I take it your not a big fan of this beer ??

I was going to make it for a mate who is interested in getting into h/brew.

I talked to the guy at the h/brew shop also today and he reflected your views..so i decided to make him a beermakers xxx instead..

this should be okay ??


----------



## JWB (11/11/03)

:chug: G'day Mike..
Make that Beermakers XXX with 500 Gms Dextrose and 
500 Gms of light malt extract. 
Boil the lot for 40 minutes and add 10 gms of pride of ringwood hops in the last 5 minutes of the boil...strain it thru a fine strainer into the fermenter and ferment the usual way....rack into 2nd fermenter after 4 days...
Its the best summer drinking brew about...

Cheers

JWB


----------



## Trough Lolly (11/11/03)

johnno said:


> Ive tried searching for GMK's draught recipe but I cant find it. Has anyone got a kwik link to it.
> B)


Better than that, here it is:

*Source - GMK's 2001 ACT Competition Recipes*




> CATEGORY 9 : PALE KIT
> 
> Australian Draught 1st place with a score of 120
> 
> ...



I have a batch in cold conditioning right now. Very nice stuff - thanks Ken!  

Cheers,

TL


----------



## Batz (12/11/03)

now that's worth a try


----------



## therook (12/11/03)

Mike,

If you want to make beer like Carlton, then go for it, dont be put off by what others think because at the end of the day, there only has to be one person satisfied and thats YOU.

Rook


----------



## GMK (12/11/03)

Mike,

I echo therook's comments.

You brew beer for yourself.......not for judges but for your tastes.


----------



## johnno (12/11/03)

Thank You TL for posting that. 
And Thank you GMK for the recipe.
So a Draught style is like a lager by the looks of it. At least that clarifies that for me.
Unfortunatley I dont have a spare fridge but I can always try this next winter. It gets pretty cold in the shed out the back.
I'm currently brewing a 2 can coles brand draught using yeast from a coopers pale ale that I propogated.
Its going like crazy in the fermenter sitting at about 22 C. 
Looks like its the wrong yeast so it will be interesting to see how it turns out.
Drinkable I hope.
Ahhh......so much to learn and brew and so little time.

Cheers B)


----------



## therook (12/11/03)

Well I'll be damned Kenny.... a crow eater supporting a Vic

Rook


----------



## GMK (12/11/03)

therook said:


> Well I'll be damned Kenny.... a crow eater supporting a Vic
> 
> Rook


 Only in the world of Home Brew....


----------



## Linz (13/11/03)

PostModern said:


> On some mornings at Central, when the wind is blowing in the right direction, I can smell the mash from the Broadway brewery. I reckon they do use huge amounts of Barley malt, but then they add double the amount in rice, dextrose and sucrose. They must do - the beers are so thin and sad.

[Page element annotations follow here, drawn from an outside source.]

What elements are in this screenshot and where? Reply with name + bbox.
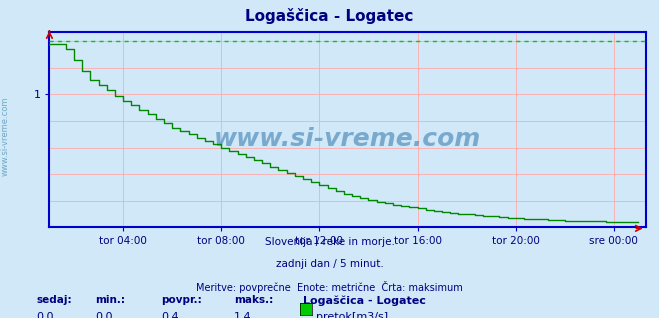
Text: Logaščica - Logatec: Logaščica - Logatec [303, 295, 426, 306]
Text: 1,4: 1,4 [234, 312, 252, 318]
Text: 0,0: 0,0 [36, 312, 54, 318]
Text: Logaščica - Logatec: Logaščica - Logatec [245, 8, 414, 24]
Text: 0,4: 0,4 [161, 312, 179, 318]
Text: www.si-vreme.com: www.si-vreme.com [1, 97, 10, 176]
Text: pretok[m3/s]: pretok[m3/s] [316, 312, 388, 318]
Text: min.:: min.: [96, 295, 126, 305]
Text: povpr.:: povpr.: [161, 295, 202, 305]
Text: Meritve: povprečne  Enote: metrične  Črta: maksimum: Meritve: povprečne Enote: metrične Črta:… [196, 281, 463, 294]
Text: www.si-vreme.com: www.si-vreme.com [214, 128, 481, 151]
Text: sedaj:: sedaj: [36, 295, 72, 305]
Text: maks.:: maks.: [234, 295, 273, 305]
Text: zadnji dan / 5 minut.: zadnji dan / 5 minut. [275, 259, 384, 269]
Text: 0,0: 0,0 [96, 312, 113, 318]
Text: Slovenija / reke in morje.: Slovenija / reke in morje. [264, 237, 395, 247]
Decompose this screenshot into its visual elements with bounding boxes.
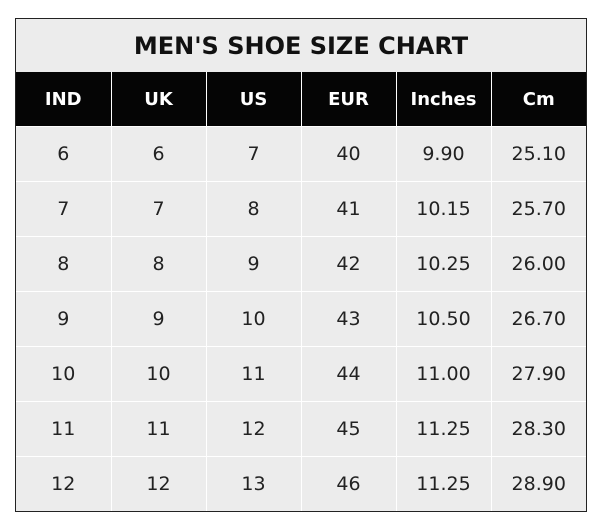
table-cell: 9 — [16, 291, 112, 347]
table-cell: 9 — [205, 236, 302, 292]
table-cell: 7 — [16, 181, 112, 237]
table-cell: 11.25 — [395, 456, 492, 511]
table-cell: 10 — [16, 346, 112, 402]
table-cell: 10.15 — [395, 181, 492, 237]
table-cell: 11 — [110, 401, 207, 457]
table-cell: 9 — [110, 291, 207, 347]
table-cell: 10 — [205, 291, 302, 347]
table-cell: 46 — [300, 456, 397, 511]
table-cell: 28.90 — [490, 456, 586, 511]
table-row: 10 10 11 44 11.00 27.90 — [16, 346, 586, 402]
column-header: UK — [110, 72, 206, 127]
table-cell: 41 — [300, 181, 397, 237]
table-cell: 25.70 — [490, 181, 586, 237]
column-header: US — [205, 72, 301, 127]
column-header: EUR — [300, 72, 396, 127]
table-row: 11 11 12 45 11.25 28.30 — [16, 401, 586, 457]
table-cell: 6 — [16, 126, 112, 182]
table-row: 9 9 10 43 10.50 26.70 — [16, 291, 586, 347]
table-row: 12 12 13 46 11.25 28.90 — [16, 456, 586, 511]
table-cell: 7 — [205, 126, 302, 182]
table-cell: 10 — [110, 346, 207, 402]
table-cell: 11.00 — [395, 346, 492, 402]
table-row: 8 8 9 42 10.25 26.00 — [16, 236, 586, 292]
table-cell: 10.25 — [395, 236, 492, 292]
table-cell: 8 — [16, 236, 112, 292]
chart-title: MEN'S SHOE SIZE CHART — [133, 32, 469, 60]
table-cell: 26.00 — [490, 236, 586, 292]
column-header: Inches — [395, 72, 491, 127]
table-cell: 44 — [300, 346, 397, 402]
table-cell: 11 — [16, 401, 112, 457]
size-table: IND UK US EUR Inches Cm 6 6 7 40 9.90 25.10 7 7 8 41 10… — [16, 72, 586, 511]
header-row: IND UK US EUR Inches Cm — [16, 72, 586, 127]
size-chart: MEN'S SHOE SIZE CHART IND UK US EUR Inches Cm… — [15, 18, 587, 512]
table-cell: 11 — [205, 346, 302, 402]
table-cell: 11.25 — [395, 401, 492, 457]
table-cell: 8 — [110, 236, 207, 292]
table-cell: 12 — [16, 456, 112, 511]
table-cell: 42 — [300, 236, 397, 292]
table-row: 7 7 8 41 10.15 25.70 — [16, 181, 586, 237]
table-cell: 40 — [300, 126, 397, 182]
table-cell: 8 — [205, 181, 302, 237]
table-cell: 45 — [300, 401, 397, 457]
table-cell: 9.90 — [395, 126, 492, 182]
table-cell: 12 — [205, 401, 302, 457]
table-cell: 26.70 — [490, 291, 586, 347]
table-row: 6 6 7 40 9.90 25.10 — [16, 126, 586, 182]
table-cell: 10.50 — [395, 291, 492, 347]
table-cell: 6 — [110, 126, 207, 182]
column-header: Cm — [490, 72, 586, 127]
table-cell: 13 — [205, 456, 302, 511]
table-cell: 43 — [300, 291, 397, 347]
table-cell: 28.30 — [490, 401, 586, 457]
table-cell: 25.10 — [490, 126, 586, 182]
column-header: IND — [16, 72, 111, 127]
table-cell: 12 — [110, 456, 207, 511]
table-cell: 7 — [110, 181, 207, 237]
table-cell: 27.90 — [490, 346, 586, 402]
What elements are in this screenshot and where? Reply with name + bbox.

 I was sitting at the lights near the Broadway Brewery of CUB and from the cross street, a dirty big tanker (40 ft) came around the corner and snaked straight in to the brewery....down the side of the tanker..."CSR...Making Australia's finest sugar"!!!!!!!!


----------



## big d (13/11/03)

hope ya werent to suprised linz.its all about getting that unique mass produced taste.


----------



## Linz (13/11/03)

You've got to lose your innocence one day!

At least they could use the back entrance...they do it to us every time they call it beer


----------



## PostModern (14/11/03)

Linz said:


> You've got to lose your innocence one day!
> 
> At least they could use the back entrance...they do it to us every time they call it beer


 That one had me laughing out loud.
  :lol:


----------